Arriving at 1 p.m. at the Red Cross, Mr. Ghattam was told he was too late. Hundreds of people were in line ahead of him, and the office closed for business at 2 p.m.
"It's been like this for one month," Mr. Ghattam said. "Wherever we go, they say no news, come back later, you are late, you are early. What am I going to say to my poor sister now? I can't bear to tell her 'no answer' again."
Weeks more have passed since then, and the family has still received no official word about the father and son. A stranger recently showed up at Ms. Ghattam's door and told her he had been released from Camp Cropper, a detention facility near the Baghdad airport.
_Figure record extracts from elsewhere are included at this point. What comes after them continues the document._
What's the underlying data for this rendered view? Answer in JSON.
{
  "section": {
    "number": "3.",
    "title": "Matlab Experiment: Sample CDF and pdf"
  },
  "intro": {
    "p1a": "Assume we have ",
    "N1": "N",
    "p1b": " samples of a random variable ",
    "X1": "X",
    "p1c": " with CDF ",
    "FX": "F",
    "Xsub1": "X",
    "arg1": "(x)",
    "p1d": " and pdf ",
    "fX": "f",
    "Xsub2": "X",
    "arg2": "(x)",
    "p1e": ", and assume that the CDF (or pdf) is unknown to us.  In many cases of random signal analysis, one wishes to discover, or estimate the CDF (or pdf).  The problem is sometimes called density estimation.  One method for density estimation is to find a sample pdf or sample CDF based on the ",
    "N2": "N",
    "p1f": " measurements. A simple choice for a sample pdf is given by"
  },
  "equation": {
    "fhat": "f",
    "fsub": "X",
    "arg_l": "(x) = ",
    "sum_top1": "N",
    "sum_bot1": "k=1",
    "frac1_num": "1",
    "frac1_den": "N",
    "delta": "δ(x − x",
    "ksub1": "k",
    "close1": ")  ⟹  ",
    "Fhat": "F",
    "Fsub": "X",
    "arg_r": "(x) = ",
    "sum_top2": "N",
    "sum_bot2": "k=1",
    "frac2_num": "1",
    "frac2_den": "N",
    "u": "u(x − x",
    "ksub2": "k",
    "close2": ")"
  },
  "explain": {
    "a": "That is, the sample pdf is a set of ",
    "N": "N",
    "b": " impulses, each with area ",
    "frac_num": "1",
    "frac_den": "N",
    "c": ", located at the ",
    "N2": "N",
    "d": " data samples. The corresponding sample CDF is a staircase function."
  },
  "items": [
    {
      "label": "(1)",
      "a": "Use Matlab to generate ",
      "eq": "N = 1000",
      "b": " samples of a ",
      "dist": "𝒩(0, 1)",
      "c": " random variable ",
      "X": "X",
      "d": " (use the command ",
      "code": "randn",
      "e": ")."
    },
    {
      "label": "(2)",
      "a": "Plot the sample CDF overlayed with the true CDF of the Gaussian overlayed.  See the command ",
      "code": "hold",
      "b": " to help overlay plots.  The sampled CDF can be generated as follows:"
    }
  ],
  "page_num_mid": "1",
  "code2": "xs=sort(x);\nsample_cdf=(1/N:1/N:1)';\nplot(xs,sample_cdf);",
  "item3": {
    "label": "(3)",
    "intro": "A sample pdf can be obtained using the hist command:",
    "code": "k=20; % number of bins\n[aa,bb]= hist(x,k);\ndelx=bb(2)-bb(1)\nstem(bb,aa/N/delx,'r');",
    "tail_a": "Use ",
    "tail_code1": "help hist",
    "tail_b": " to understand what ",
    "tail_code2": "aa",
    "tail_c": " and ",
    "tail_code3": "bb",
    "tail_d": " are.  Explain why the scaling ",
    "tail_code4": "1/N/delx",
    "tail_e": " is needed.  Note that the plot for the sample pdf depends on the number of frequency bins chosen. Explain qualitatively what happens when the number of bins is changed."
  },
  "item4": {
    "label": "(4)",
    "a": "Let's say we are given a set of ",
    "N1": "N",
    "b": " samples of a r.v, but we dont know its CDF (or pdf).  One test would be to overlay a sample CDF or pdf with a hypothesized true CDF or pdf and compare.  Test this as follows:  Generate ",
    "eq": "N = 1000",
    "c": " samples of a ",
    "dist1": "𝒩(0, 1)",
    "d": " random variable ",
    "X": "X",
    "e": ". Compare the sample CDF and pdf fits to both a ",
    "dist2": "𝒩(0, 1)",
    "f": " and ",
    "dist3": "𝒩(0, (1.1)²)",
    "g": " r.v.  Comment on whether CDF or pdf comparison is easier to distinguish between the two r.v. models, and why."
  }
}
The Abdulhusseins were there, he told her.
But by then, security concerns had prompted the Red Cross to shut down its detention-information center. Another trip to the coalition information office produced nothing.
Back at the Abdulhusseins' modest cement-and-brick home, the family makes do. Muhammad, the 14-year-old son, runs the grocery store, so there is a small income. Shahed helps with household chores and looks after the four-year-old twins.
Ms. Ghattam worries. "I'm a mother like every other mother in the world," she said, clutching a passport-size photograph of her detained son. "I worry, and I cry, but mostly I pray that justice be done and they are released very soon. I will then have the biggest party in the neighborhood."